Con el tiempo me convertí, si no en melómano, sí en más aficionado, con preferencias por el barroco, por el Concierto para clarinete y orquesta de Wolfgang Amadeus Mozart, y con gran admiración por Georg Friedrich Händel, el músico de origen alemán que se instaló en Inglaterra a principios del siglo XVIII y produjo piezas tan excelsas como El Mesías. Y mencionaré aquí que en cierta ocasión, cuando estaba tranquilamente en casa leyendo The Economist, vi un anuncio convocando a los admiradores de Händel a hacer donativos a fin de comprar y rehabilitar la casa del gran músico en un barrio de Londres y convertirla en museo.
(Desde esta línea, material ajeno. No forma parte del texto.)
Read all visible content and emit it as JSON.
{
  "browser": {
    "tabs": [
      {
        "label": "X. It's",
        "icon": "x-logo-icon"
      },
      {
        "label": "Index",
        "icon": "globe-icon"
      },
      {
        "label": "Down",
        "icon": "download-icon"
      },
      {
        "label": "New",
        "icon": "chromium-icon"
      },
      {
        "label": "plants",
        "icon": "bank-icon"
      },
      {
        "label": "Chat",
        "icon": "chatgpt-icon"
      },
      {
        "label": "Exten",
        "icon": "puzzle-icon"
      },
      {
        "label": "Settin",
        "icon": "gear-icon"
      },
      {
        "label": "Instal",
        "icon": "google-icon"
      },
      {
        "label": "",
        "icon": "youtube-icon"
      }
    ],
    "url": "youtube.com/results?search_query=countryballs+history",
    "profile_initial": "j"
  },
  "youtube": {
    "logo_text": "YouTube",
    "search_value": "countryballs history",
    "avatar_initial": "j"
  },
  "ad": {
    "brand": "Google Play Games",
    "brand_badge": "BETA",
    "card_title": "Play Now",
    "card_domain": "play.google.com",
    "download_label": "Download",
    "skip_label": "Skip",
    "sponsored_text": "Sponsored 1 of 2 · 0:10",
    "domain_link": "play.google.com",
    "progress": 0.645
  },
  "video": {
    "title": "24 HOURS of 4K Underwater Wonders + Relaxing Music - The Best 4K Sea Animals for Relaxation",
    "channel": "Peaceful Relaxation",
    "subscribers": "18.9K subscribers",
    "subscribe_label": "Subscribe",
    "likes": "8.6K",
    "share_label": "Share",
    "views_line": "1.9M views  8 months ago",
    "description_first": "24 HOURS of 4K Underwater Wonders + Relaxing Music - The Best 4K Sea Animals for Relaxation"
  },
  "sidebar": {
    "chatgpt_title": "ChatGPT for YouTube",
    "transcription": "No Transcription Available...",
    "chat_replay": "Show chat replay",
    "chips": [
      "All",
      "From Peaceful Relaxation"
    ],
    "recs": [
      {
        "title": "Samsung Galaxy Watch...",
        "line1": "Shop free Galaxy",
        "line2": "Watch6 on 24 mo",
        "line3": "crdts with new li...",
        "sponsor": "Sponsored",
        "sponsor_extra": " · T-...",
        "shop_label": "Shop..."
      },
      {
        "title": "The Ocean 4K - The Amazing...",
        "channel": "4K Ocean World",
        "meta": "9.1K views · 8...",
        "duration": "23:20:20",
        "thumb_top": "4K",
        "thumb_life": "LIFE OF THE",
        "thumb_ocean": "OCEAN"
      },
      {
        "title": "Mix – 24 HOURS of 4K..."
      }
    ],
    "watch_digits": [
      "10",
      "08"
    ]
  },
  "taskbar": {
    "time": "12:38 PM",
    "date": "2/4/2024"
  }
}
Envié un cheque de 100 libras esterlinas, y a los pocos días me remitieron un recibo, con una nota, asegurándome que enviarían la lista completa de los socios contribuyentes. Documento que me llegó meses después, pudiendo comprobar entonces que en el capítulo de socios figuraba «Spain», y allí estaba yo, en solitario. Lo cual demuestra tres cosas: primero, que The Economist en nuestro país lo lee menos gente de lo que se dice. Segundo, que muy pocos se fijan en los anuncios. Y tercero, que si llegan a verlos, tampoco hay gran admiración por causas nobles, incluida aquella idea de recuperar la mansión del gran Händel.